The study is based on nearly 66,000 adults who underwent six common surgical procedures, and is considered among the most thorough investigations to date on this issue.

“This study strengthens the evidence that overlapping surgery is a reasonable practice for many cases,” wrote the authors, who included Eric Sun, MD, PhD, an assistant professor of anesthesiology, pain and preoperative medicine at Stanford University School of Medicine in California, and Anupam B. Jena, MD, PhD, in the Department of Health Care Policy, Harvard Medical School in Boston.

Despite the safety finding, subset analyses indicated some patients face a greater risk for harm if their surgeon is participating in an overlapping surgery. These patients are in the highest quintile for preoperative predicted risk for death and complications, based on age and preexisting medical conditions. They experienced higher rates of mortality and increased complications during overlapping procedures than patients whose surgeon was not involved in an overlapping surgery. Patients undergoing CABG also had small increases in death and complications during overlapping surgeries.

Investigators focused on six subspecialty surgical procedures: total knee or hip arthroplasty; lumbar, thoracic or cervical spine surgeries; CABG; and craniotomy. These operations were selected because the incidence of overlapping surgery is thought to be high. The study did not look at overlapping surgery for any general surgery procedures.

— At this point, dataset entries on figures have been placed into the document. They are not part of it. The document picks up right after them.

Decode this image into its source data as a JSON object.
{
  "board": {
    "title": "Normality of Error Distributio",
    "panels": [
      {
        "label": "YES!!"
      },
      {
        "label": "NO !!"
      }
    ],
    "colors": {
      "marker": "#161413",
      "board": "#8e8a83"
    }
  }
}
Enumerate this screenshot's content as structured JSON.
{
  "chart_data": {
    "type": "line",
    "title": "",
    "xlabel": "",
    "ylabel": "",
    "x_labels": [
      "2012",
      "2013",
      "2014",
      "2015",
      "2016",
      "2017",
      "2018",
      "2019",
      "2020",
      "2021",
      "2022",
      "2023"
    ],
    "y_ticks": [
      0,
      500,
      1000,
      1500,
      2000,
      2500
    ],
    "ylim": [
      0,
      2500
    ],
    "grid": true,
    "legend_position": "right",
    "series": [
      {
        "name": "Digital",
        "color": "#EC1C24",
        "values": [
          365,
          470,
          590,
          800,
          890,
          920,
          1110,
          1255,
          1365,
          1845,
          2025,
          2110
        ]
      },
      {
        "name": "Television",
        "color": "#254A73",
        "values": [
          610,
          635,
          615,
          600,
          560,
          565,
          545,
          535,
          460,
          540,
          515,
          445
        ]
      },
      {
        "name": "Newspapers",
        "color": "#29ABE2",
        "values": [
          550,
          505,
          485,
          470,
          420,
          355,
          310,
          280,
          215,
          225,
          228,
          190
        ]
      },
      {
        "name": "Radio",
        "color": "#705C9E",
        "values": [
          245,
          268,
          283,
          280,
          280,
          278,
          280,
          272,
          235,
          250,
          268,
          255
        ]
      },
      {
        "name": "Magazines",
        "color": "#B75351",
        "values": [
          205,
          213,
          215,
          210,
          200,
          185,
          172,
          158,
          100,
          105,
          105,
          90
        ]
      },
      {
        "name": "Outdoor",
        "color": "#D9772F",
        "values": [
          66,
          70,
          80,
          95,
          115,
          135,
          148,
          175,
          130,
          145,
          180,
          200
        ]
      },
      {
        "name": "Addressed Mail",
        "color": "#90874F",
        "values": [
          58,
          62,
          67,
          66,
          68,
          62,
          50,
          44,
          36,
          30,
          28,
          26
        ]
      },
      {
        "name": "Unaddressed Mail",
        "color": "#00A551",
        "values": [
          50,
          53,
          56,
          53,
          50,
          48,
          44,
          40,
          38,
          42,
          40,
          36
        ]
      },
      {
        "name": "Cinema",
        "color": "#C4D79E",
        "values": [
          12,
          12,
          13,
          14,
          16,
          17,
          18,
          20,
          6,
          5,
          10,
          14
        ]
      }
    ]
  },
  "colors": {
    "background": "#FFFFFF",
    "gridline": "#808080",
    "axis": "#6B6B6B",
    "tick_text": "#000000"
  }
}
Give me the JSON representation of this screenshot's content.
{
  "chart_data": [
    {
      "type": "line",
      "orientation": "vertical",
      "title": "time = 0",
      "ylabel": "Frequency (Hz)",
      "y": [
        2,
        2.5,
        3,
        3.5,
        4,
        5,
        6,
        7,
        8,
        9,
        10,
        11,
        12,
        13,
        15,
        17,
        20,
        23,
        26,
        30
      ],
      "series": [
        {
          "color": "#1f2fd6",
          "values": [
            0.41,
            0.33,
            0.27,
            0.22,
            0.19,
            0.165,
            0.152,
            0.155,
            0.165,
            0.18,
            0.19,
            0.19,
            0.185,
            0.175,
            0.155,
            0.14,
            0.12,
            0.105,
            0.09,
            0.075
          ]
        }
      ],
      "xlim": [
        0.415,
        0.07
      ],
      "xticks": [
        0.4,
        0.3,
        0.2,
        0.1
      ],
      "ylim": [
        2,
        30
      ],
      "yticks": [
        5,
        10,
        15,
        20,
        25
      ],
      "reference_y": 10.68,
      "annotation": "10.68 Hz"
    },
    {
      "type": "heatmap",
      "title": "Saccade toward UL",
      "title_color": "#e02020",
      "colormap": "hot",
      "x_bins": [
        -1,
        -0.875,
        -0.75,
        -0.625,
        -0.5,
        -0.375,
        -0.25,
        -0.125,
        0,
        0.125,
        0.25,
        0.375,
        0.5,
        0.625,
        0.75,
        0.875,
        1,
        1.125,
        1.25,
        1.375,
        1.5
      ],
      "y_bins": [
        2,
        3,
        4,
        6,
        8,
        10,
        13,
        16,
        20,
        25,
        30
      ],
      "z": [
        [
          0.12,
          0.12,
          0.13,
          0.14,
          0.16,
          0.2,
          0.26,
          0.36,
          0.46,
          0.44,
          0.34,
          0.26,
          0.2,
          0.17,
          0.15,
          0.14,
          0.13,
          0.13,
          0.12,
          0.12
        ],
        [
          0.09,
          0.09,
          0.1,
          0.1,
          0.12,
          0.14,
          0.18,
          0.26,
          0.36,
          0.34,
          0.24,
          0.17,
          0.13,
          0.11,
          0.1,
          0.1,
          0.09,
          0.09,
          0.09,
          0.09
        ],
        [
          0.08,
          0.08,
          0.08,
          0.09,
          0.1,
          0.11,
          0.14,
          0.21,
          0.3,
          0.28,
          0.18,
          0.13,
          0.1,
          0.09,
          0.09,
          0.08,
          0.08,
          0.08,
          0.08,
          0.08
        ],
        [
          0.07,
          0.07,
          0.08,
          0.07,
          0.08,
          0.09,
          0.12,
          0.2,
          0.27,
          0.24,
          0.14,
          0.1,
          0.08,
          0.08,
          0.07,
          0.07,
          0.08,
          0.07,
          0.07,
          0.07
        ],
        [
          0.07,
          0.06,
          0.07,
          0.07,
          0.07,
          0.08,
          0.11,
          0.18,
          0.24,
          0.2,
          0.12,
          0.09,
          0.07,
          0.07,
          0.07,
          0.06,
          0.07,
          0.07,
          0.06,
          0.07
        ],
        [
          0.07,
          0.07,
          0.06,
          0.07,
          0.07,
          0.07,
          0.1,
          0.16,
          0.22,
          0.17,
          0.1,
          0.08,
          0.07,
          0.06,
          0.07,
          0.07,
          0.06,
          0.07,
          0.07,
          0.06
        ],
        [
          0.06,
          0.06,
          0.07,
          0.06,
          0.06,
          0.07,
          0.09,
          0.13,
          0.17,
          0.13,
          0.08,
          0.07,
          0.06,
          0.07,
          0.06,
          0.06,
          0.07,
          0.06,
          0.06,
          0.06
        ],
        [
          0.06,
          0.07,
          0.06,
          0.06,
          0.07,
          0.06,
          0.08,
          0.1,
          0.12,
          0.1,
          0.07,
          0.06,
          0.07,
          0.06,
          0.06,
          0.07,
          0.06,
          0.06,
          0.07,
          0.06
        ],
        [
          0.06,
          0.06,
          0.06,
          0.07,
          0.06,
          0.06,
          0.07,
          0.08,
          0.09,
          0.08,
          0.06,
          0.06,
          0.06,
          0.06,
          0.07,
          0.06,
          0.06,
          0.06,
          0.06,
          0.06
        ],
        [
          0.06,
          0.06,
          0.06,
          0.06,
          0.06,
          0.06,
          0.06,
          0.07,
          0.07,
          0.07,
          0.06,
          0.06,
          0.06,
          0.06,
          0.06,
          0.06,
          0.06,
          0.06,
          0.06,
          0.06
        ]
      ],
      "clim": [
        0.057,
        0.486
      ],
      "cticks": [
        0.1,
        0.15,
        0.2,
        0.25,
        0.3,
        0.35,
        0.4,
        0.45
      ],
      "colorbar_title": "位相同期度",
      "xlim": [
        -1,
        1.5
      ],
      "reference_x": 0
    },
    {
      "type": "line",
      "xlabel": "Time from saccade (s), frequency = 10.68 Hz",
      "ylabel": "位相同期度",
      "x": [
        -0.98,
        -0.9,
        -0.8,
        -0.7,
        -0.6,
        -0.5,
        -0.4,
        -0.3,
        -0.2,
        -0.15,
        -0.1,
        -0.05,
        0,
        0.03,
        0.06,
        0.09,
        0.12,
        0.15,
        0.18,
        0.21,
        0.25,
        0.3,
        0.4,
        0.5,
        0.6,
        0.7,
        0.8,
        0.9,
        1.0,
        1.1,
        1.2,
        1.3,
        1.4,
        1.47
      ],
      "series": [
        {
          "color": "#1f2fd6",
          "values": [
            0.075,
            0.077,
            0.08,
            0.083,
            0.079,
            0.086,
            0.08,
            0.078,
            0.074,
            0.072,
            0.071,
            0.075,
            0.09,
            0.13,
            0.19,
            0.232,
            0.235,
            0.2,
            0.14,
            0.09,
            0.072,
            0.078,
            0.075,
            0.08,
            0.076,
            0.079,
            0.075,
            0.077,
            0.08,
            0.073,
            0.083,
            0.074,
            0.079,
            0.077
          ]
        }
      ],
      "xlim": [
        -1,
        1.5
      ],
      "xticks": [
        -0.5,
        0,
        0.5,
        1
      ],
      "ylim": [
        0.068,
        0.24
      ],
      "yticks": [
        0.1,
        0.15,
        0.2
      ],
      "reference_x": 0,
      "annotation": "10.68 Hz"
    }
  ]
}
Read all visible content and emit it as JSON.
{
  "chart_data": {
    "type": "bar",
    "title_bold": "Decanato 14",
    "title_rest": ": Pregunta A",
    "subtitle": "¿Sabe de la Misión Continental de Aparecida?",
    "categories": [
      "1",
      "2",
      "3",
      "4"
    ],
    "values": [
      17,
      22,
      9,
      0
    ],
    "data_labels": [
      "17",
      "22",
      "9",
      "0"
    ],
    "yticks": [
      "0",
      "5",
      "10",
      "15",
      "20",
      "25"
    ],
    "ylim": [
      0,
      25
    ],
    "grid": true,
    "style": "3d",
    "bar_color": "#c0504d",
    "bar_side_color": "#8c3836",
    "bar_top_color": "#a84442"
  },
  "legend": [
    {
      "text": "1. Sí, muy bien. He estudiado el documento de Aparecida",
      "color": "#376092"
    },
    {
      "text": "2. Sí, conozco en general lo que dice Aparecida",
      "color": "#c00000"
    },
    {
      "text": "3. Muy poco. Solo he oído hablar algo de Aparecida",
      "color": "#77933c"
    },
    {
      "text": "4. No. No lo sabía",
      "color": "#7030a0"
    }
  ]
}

Using data from the Multicenter Perioperative Outcomes Group, an electronic health record registry of all surgical and diagnostic procedures requiring anesthesia care from more than 50 hospitals, investigators examined the effect of overlapping surgery in nearly 66,000 adults at eight American medical centers between 2010 and 2018. In all, nearly 12% of the cases studied had some overlap with another case.

A case was defined as overlapping if the surgery start and end times overlapped with one other operation of any type performed by the same surgeon for at least 60 minutes. For cases less than 60 minutes in duration, overlap was defined as having a start and end time that overlapped with the entirety of the other case.

In contrast, in exploratory subgroup analyses, in-hospital mortality rose to 4.0% from 2.2% for CABG surgery performed as overlapping procedures compared with the nonoverlapping approach. Postoperative complications from CABG also increased in overlapping procedures, up to 34.5% from 30.2% in nonoverlapping. Furthermore, in high-risk patients, surgical overlapping was associated with significantly increased mortality (5.8% vs. 4.7%) and complication rates (29.2% vs. 27%).

In an accompanying note, JAMA deputy editor Edward H. Livingston, MD, said the study answers an important, unresolved question: “Is surgery safe as practiced in academic environments that balance the needs of safe patient care with those required to train the next generation of surgeons? The answer appears to be yes.”

He added that the risks associated with concurrent surgery—in which the attending surgeon is not present during a part of the operation considered critical—remain unknown and are not addressed by this study. There is not yet a precise definition of the critical components of an operation that require the presence of an attending surgeon, he noted. “That definition should be determined by an independent body of clinicians familiar with the operating room environment and monitoring to ensure that the attending surgeon is in the operating room during that time.”

David Soybel, MD, the division chief for general surgery specialties and surgical oncology at Penn State Hershey College of Medicine, in Hershey, said the practice may be safe for most patients but the ethical justification is not clear. “Studies like this one tell us that for certain types of cases, under certain circumstances, overlapping surgery doesn’t seem to be unsafe. … But flip that around and ask, ‘In what way would a patient benefit from this?’ I think it’s a really good conversation to have, even though it makes people a little uncomfortable to talk about it.”

He believes there is only one scenario in which patients benefit from overlapping surgery: when the practice makes it possible for a patient to undergo surgery at an earlier date by a uniquely qualified surgeon. “Otherwise I don’t see how or why a patient would ever be that accepting of the idea that their surgeon was out of the room and had planned to be out of the room.”

Dr. Soybel cited several unanswered questions about overlapping surgery: What should be disclosed to the patient, and how should that be done? What is the standard of care when a surgeon is not in the room? What factors other than the surgeon affect outcomes during overlapping surgery?

The ACS does not currently plan to update its guidelines since the study confirms earlier evidence that overlapping surgery is a safe practice, said David Hoyt, the executive director of the ACS, in an interview.

He reiterated that the patient should be informed if there’s going to be a period of time when the surgeon is moving between two rooms. “You can do it very generally, but the important thing is that you have some way to communicate that to the patient.”

In this study, the overlapping approach increased the duration of surgery by about 30 minutes, from 173 to 204 minutes. The additional time may result from parts of the operation being performed by junior team members, or delays associated with waiting for the surgeon to complete the critical portions of the case, the authors said.

The mean number of cases per surgeon was 320, with a median of 199. Of the 207 surgeons in the analyzed sample, 73% performed overlapping procedures. Overlapping scheduling was most common for craniotomy and least common for total knee arthroplasty.